Sağır edici kükreme vadinin içindeki herkesin sessizleşmesine neden oldu. Bu sessizlik üç gün sürdü.

 

Üç gün boyunca Wang Lin hiç hareket etmeden oturdu ve vadiden çıt çıkmadı.

 

Dördüncü günün sabahında vadinin etrafındaki formasyon gürlemeye başladı ve siyah bastonlu bir yaşlı adam yavaşça vadiden çıktı.

 

Arkasında 10'dan fazla üstsüz insan vardı. Hepsi çok sıska ve hastalıklı görünse de gözleri zekayla doluydu.

 

Beyaz saçlı yaşlı adamın bedeni çok zayıf görünüyordu. Vadiden çıkıp usulca konuştu, "Yabancı yetişimci, çoktan günlerdir buradasın. Öncesinde pervasızlık yaptık ve umarım bizi affedersin. Bu yaşlı adamın adı Ouyang Hua ve ben bu vadinin yaşlısıyım. Kabile üyelerimi geri versen ve ben de seninle uzunca konuşsam nasıl olur?"

 

"Kendimi bildim bileli bu yerde* yaşıyorum. O zamanan beri ne kadar geçtiğini hiç bilmiyorum..." Ouyang Hua vadinin dışında oturuyordu. Önünde üzerinde birkaç meyve olan bir masa vardı. (Ç.N: "Bu yer"den kastı bulunduğu vadi değil, Doğu Şeytan Ruh Denizi.)

 

Wang Lin bu yaşlı adamın karşısında lotus pozisyonunda oturuyordu, ifadesi sakindi.

 

Hapsedilen insanlar çoktan serbest bırakılmış ve vadiye dönmüşlerdi.

 

Ouyang Hua'nun sesi, konuşurken yumuşaktı, "Bu yaşlı adam bu yerin ne kadar büyük olduğunu bilmiyor ancak buradan 15 milyon kilometre uzakta çok büyük bir şehir olduğunu biliyorum. Orası Antik Şeytan şehri! Bu yaşlı adam orada öğrenmeye başladı ve uzun hayatımı da oradan kazandım. Yabancı yetişimci, ne istediğini bilmiyorum ancak her ne ise kesinlikle benim küçük kabilemin sana verebileceği bir şey değil."

 

Wang Lin'in bakışları yavaşça konuşurken sakindi, "Nereden geldiğimi biliyor musun?"

 

"Vadinin dışında ortaya çıktığında bu diyardan biri olmadığının farkına vardım. Sen ve yoldaşların her 5.000 yılda bir geliyorsunuz ve her gelişinizde yanınızda sonsuz bir katliam getiriyorsunuz... Bu yüzden gelişini hoş karşılamadım." Ouyang Hua usulca iç çekti.

 

Wang Lin sakin bir ifadeyle sordu, "Diğer yabancılar hakkında verebileceğin bir bilgi var mı?"

 

Ouyang Hua emin bir şekilde konuştu, "Şimdilik yok ve umarım olmaz da.

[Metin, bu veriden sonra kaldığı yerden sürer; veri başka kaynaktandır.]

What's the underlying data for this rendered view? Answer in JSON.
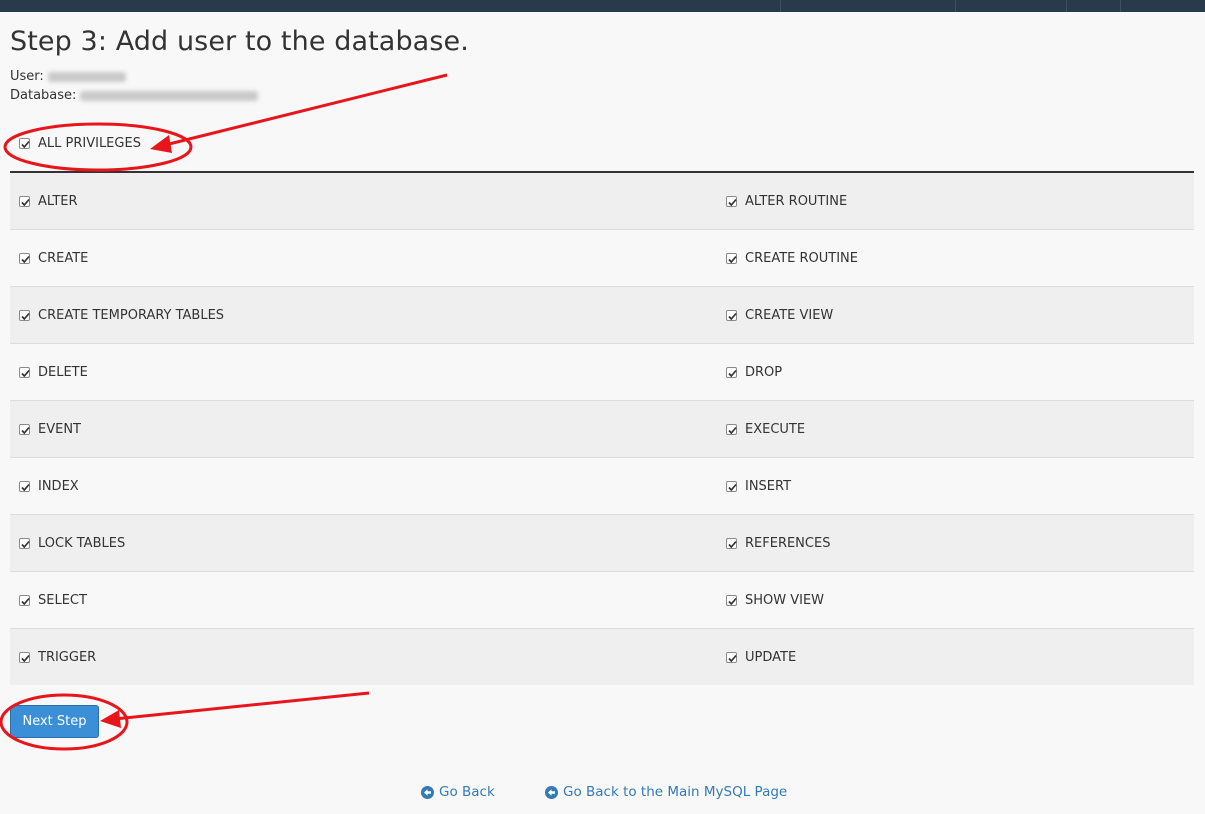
{
  "header": {
    "title": "Step 3: Add user to the database."
  },
  "meta": {
    "user_label": "User:",
    "database_label": "Database:"
  },
  "all_privileges": {
    "label": "ALL PRIVILEGES",
    "checked": true
  },
  "privileges": [
    {
      "left": "ALTER",
      "right": "ALTER ROUTINE"
    },
    {
      "left": "CREATE",
      "right": "CREATE ROUTINE"
    },
    {
      "left": "CREATE TEMPORARY TABLES",
      "right": "CREATE VIEW"
    },
    {
      "left": "DELETE",
      "right": "DROP"
    },
    {
      "left": "EVENT",
      "right": "EXECUTE"
    },
    {
      "left": "INDEX",
      "right": "INSERT"
    },
    {
      "left": "LOCK TABLES",
      "right": "REFERENCES"
    },
    {
      "left": "SELECT",
      "right": "SHOW VIEW"
    },
    {
      "left": "TRIGGER",
      "right": "UPDATE"
    }
  ],
  "actions": {
    "next_step": "Next Step"
  },
  "footer": {
    "go_back": "Go Back",
    "go_back_main": "Go Back to the Main MySQL Page"
  },
  "colors": {
    "topbar": "#293a4a",
    "button": "#3b8fd6",
    "link": "#337ab7",
    "annotation": "#e8151b"
  }
}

Yabancı, burada ihtiyaç duyduğun hiçbir şey yok. Söylemem gerekeni söyledim, o yüzden gitmelisin. O Antik Şeytan Şehri'ne gidebilirsin, orada bir şeyler bulursun."

 

Wang Lin sakince sordu, "Söyleyip durduğun ihtiyaç duyduğum şey ne? Neyin nesi o?"

 

Ouyang Hua'nın yüzü, ayağa kalkarken karadı, Wang Lin'e baktı ve konuştu, "Yabancı, söylemem gerekenleri söyledim. Biraz yetenekli olsan da seninle savaşmak istemiyor oluşum olmasaydı kesinlikle kabile üyelerimi yakalamana izin vermezdim. Yabancı, yanlış anlama! Üç nefeslik sürede gitmezsen acımasız olduğum için beni suçlama!"

 

Wang Lin'in gözleri, yaşlıya bakarken soğuklaştı. Havada avucunu salladı ve elinde yeşil bir ışık toplandı. Bu yeşil ışık şiddetle parladı ve parmağının bir işaretiyle vadiye doğru uçtu.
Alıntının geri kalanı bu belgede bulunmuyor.